Strings and Runes and Bytes
Overview
Golang has two representation type for strings bytes(UTF-8) and runes. For first 128 characters, UTF-8 and ASCII code share the same codes. UTF-8 is not just the decimal representation of the Unicode code point.
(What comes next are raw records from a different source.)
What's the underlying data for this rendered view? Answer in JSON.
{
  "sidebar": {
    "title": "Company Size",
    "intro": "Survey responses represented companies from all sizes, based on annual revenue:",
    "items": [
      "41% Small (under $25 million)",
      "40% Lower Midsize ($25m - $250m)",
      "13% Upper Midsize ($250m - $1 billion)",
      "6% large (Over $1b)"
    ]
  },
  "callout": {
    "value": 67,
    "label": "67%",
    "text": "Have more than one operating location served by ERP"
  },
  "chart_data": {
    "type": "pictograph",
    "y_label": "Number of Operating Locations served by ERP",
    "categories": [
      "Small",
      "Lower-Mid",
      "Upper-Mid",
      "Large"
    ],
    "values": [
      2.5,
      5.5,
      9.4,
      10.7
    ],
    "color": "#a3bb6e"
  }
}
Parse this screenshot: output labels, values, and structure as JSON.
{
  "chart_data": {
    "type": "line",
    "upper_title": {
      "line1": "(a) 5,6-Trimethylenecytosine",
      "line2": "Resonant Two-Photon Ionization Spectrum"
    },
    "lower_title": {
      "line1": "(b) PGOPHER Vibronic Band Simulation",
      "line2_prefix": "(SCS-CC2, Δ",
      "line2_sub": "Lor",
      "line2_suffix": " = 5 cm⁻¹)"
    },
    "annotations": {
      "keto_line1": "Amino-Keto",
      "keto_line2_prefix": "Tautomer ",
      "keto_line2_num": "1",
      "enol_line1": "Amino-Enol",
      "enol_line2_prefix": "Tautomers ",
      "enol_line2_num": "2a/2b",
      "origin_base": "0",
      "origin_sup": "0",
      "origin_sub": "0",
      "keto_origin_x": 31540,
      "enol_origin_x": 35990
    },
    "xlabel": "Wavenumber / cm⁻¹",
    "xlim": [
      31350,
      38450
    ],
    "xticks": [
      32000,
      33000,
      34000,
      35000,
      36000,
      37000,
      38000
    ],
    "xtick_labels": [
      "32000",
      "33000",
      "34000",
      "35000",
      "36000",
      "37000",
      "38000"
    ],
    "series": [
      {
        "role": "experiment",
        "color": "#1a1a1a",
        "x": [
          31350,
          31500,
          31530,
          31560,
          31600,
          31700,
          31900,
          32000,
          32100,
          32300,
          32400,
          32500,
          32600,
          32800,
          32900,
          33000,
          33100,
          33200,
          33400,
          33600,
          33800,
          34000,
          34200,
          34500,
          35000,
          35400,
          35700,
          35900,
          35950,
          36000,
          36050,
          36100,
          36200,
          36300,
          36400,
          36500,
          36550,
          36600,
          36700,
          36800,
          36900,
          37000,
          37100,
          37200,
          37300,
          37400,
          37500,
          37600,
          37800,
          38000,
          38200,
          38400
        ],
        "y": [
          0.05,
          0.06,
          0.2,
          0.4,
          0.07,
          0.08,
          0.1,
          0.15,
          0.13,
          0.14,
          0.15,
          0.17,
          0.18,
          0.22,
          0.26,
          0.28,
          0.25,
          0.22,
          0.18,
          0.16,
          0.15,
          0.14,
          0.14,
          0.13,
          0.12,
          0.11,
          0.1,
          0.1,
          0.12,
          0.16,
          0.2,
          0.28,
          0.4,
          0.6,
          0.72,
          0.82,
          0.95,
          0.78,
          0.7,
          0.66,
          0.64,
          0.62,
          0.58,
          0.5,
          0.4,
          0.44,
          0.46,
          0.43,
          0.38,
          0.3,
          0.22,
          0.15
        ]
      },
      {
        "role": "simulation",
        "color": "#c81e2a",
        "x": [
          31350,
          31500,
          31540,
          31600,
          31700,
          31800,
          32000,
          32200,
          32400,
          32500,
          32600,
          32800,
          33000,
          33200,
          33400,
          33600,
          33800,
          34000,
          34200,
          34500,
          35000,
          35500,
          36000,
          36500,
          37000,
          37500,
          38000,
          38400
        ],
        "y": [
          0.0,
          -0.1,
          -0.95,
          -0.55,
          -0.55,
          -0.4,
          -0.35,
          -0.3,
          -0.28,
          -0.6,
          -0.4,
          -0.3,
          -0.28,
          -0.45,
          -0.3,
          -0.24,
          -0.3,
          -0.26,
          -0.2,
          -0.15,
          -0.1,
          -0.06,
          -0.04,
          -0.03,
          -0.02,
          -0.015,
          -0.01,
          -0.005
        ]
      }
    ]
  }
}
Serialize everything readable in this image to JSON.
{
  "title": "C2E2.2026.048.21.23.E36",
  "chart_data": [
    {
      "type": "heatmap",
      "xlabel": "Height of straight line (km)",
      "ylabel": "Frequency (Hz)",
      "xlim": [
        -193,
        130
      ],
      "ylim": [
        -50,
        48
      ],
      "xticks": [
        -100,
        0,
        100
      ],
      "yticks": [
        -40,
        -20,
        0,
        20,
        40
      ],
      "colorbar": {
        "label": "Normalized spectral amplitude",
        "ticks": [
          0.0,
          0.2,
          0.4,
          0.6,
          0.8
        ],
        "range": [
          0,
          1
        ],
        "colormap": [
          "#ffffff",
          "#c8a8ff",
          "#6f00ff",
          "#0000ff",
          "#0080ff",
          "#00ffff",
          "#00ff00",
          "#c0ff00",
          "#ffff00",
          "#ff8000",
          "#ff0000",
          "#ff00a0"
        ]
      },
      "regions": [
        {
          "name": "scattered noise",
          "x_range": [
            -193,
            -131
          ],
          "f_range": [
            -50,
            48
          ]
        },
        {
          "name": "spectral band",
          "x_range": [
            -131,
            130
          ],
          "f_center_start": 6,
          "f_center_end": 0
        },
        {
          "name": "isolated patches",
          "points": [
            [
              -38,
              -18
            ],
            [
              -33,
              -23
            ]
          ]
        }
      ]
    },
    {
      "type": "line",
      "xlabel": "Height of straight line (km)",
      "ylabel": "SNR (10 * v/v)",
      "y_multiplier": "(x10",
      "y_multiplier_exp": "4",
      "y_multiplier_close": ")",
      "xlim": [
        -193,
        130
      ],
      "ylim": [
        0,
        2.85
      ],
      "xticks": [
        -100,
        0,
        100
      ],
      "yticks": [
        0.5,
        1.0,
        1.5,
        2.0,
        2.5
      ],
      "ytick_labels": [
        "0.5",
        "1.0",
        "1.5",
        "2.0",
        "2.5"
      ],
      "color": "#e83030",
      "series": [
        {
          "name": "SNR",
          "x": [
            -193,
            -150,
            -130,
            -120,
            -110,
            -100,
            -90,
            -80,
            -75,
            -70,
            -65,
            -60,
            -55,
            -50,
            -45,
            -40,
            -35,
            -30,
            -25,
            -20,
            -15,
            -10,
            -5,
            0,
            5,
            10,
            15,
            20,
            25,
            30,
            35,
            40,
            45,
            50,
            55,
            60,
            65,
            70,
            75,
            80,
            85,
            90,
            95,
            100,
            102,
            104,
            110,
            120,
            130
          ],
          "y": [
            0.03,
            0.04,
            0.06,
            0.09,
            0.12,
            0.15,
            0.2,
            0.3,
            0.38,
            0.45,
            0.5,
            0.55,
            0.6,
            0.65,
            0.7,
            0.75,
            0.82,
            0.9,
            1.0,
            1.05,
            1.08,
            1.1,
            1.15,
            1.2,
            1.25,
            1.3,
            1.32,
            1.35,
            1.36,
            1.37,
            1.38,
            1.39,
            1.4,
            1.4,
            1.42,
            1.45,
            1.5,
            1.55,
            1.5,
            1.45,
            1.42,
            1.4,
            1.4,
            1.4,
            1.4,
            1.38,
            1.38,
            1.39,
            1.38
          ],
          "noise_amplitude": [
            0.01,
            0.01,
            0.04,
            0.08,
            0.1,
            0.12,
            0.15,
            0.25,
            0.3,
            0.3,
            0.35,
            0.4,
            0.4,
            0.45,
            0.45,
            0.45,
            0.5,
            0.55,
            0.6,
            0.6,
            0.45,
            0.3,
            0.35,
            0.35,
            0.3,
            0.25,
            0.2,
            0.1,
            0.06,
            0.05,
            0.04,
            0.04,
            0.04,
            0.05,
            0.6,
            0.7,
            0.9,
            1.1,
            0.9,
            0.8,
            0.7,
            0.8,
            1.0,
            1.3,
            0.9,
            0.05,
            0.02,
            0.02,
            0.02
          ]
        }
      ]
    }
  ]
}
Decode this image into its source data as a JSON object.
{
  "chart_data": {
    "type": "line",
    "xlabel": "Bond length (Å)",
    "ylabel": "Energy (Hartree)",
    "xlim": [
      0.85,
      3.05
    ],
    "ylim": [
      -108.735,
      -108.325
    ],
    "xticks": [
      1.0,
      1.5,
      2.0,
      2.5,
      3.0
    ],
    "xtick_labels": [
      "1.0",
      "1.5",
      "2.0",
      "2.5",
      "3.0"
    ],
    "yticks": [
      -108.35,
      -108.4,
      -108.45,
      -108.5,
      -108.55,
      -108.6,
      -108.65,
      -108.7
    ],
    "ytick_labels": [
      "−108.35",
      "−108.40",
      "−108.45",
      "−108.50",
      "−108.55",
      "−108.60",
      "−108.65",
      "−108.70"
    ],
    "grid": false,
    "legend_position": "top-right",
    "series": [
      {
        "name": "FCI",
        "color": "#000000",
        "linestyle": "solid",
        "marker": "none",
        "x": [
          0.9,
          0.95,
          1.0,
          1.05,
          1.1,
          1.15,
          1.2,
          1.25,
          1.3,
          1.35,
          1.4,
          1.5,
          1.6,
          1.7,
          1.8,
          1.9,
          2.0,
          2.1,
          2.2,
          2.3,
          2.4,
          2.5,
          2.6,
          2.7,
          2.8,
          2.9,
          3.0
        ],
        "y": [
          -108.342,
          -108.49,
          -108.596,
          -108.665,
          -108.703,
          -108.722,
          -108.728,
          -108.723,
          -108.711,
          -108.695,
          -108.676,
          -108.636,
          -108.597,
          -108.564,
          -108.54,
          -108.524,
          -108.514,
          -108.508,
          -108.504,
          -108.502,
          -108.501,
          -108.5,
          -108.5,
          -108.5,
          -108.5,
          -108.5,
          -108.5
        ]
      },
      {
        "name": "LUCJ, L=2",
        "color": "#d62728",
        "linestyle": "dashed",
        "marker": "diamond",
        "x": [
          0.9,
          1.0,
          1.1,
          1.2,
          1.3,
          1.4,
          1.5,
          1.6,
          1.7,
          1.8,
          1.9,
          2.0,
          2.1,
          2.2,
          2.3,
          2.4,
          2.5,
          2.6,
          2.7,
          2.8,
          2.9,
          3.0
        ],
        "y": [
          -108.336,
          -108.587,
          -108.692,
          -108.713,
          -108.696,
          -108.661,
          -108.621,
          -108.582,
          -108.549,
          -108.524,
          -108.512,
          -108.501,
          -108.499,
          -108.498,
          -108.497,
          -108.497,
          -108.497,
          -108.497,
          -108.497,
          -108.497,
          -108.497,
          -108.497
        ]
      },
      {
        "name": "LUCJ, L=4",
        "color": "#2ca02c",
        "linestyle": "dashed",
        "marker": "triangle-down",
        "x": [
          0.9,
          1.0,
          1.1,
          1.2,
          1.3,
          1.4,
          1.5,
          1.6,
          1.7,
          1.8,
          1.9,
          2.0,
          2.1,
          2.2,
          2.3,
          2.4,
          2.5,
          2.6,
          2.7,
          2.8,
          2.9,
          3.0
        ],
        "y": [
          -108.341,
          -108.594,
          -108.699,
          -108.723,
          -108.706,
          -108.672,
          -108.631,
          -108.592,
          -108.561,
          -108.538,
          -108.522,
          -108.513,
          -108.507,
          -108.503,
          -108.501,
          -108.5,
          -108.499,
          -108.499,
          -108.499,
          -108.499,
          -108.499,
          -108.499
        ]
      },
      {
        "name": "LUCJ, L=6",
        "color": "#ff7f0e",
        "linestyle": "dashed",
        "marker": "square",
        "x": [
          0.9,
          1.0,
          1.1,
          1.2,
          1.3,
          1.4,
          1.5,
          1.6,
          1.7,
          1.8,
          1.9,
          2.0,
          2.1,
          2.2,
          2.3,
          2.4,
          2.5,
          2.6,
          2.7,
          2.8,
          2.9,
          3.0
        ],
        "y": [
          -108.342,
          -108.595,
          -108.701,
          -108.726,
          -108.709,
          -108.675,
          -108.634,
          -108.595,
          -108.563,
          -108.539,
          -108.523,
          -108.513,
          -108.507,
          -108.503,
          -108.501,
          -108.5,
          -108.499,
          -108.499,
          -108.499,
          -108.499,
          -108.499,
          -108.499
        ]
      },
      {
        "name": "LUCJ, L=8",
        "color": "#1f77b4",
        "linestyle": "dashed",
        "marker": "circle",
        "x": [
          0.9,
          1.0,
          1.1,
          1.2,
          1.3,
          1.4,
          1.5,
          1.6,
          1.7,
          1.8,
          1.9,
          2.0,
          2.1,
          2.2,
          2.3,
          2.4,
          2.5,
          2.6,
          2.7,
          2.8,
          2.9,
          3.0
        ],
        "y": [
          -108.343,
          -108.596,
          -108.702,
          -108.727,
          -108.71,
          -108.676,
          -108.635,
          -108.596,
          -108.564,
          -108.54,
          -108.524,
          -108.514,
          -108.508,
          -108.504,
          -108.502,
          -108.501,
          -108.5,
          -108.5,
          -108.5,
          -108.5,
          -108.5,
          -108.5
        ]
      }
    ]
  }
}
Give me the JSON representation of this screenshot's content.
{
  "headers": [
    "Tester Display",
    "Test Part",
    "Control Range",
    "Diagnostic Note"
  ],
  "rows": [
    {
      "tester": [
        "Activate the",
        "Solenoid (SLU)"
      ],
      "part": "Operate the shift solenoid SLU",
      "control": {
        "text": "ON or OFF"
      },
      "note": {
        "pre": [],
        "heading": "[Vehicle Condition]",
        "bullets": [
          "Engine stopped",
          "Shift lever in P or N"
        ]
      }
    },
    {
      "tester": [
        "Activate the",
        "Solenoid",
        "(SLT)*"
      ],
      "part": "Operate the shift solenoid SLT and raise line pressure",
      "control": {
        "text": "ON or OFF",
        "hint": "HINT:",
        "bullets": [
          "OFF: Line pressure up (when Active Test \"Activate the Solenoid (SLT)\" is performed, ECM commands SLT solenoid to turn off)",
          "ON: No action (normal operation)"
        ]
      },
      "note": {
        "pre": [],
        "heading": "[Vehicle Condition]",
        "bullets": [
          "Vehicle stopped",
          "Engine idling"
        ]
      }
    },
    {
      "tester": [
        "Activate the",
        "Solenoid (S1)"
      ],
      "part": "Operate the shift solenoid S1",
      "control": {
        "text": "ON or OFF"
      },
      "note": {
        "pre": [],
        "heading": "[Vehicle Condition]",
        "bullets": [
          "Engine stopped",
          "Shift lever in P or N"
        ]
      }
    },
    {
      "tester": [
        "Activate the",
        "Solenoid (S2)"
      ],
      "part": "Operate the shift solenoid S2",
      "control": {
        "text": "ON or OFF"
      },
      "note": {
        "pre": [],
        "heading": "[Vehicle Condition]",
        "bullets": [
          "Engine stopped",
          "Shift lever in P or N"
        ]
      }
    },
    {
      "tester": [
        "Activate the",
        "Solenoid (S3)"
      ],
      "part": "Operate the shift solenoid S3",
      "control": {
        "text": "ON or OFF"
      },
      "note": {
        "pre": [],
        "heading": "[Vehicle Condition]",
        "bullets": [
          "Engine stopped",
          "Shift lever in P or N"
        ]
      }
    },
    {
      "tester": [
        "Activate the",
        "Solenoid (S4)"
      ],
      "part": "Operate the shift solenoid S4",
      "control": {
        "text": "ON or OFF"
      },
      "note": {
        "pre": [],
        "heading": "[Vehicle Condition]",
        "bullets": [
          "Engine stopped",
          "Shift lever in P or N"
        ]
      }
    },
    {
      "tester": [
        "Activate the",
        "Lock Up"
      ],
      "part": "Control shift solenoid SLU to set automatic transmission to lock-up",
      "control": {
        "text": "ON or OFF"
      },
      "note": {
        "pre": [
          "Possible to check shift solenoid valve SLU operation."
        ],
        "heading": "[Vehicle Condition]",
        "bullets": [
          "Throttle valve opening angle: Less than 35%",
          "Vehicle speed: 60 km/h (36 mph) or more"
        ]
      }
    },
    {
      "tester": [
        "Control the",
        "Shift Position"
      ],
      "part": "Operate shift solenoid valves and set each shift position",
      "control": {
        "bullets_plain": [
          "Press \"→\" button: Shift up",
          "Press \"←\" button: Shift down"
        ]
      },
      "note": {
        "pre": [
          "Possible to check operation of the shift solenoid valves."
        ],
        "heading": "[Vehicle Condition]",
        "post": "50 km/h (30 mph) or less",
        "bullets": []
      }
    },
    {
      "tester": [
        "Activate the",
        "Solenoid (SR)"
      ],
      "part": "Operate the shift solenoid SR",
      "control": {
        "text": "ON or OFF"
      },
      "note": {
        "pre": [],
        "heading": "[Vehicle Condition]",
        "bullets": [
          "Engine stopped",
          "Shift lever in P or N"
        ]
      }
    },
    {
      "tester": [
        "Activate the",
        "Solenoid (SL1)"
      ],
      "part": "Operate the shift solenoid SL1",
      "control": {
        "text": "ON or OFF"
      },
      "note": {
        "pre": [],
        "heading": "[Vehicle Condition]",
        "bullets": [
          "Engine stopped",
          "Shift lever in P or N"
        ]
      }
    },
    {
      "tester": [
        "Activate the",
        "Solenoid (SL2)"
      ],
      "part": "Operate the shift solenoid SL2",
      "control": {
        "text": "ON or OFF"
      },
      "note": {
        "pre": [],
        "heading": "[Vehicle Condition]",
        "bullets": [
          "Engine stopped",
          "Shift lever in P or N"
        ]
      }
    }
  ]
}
They just met till a certain character number.(128 characters) Beyond that character they become different.
Caveat Golang uses word byte but it is using (UTF-8 representation)!
UTF-8 byte representations
0xxxxxxx - 1-byte representation 110xxxxx - 2-bytes representation 1110xxxx - 3-bytes representation 11110xxx - 4-bytes representation 10xxxxxx - Continuous byte
How UTF-8 works to show character
UTF-8 bytes ↓ Strip the prefix bits (110, 10, etc) ↓ Combine the remaining data bits ↓ That gives you the Unicode code point ↓ Look up the character
Example
é = U+00E9 = decimal 233
233 in binary = 11101001
Does it fit in byte format? for 1 byte UTF-8
it won't fit.
So use two bytes UTF-8
110xxxxx 10xxxxxx
seprate the 233 in binary into
11 101001 like this
add those binary to UTF-8 2 byte binary format
11000011(11 added) 10101001(101001 added)
So it became like that
convert those UTF-8 2 bytes binary format to decimal
195 169
To get a certain Unicode code point
Starts with 110 → "This is a 2-byte character"
Computer reads byte `C3` = `11000011`
Read next byte too: A9 = 10101001
Strip prefixes
11000011 10101001
^^^ ^^
110 10 ← prefixes, throw away
Remaining data bits: 00011 + 101001 = 00011101001 = 233 decimal = E9 hex
Look up Unicode code point
U+00E9 = é
Runes
So basically, Runes are direct decimal representation of Unicode Code Point. for example
é = U+00E9 = decimal 233
r:= []rune("é")
output of r[0] will be 233
s := "Aé😊"
// String (UTF-8 bytes):
// A = 1 byte (65)
// é = 2 bytes (195, 169)
// 😊 = 4 bytes (240, 159, 152, 138)
len(s) = 7 // total bytes
// Runes (code points):
r := []rune(s)
// r[0] = 65 (A)
// r[1] = 233 (é)
// r[2] = 128522 (😊)
len(r) = 3 // 3 actual characters
Memo
Most data in Go is read and written as a sequence of bytes, so the most common string type conversions are back and forth with a slice of bytes. Slices of runes are uncommon.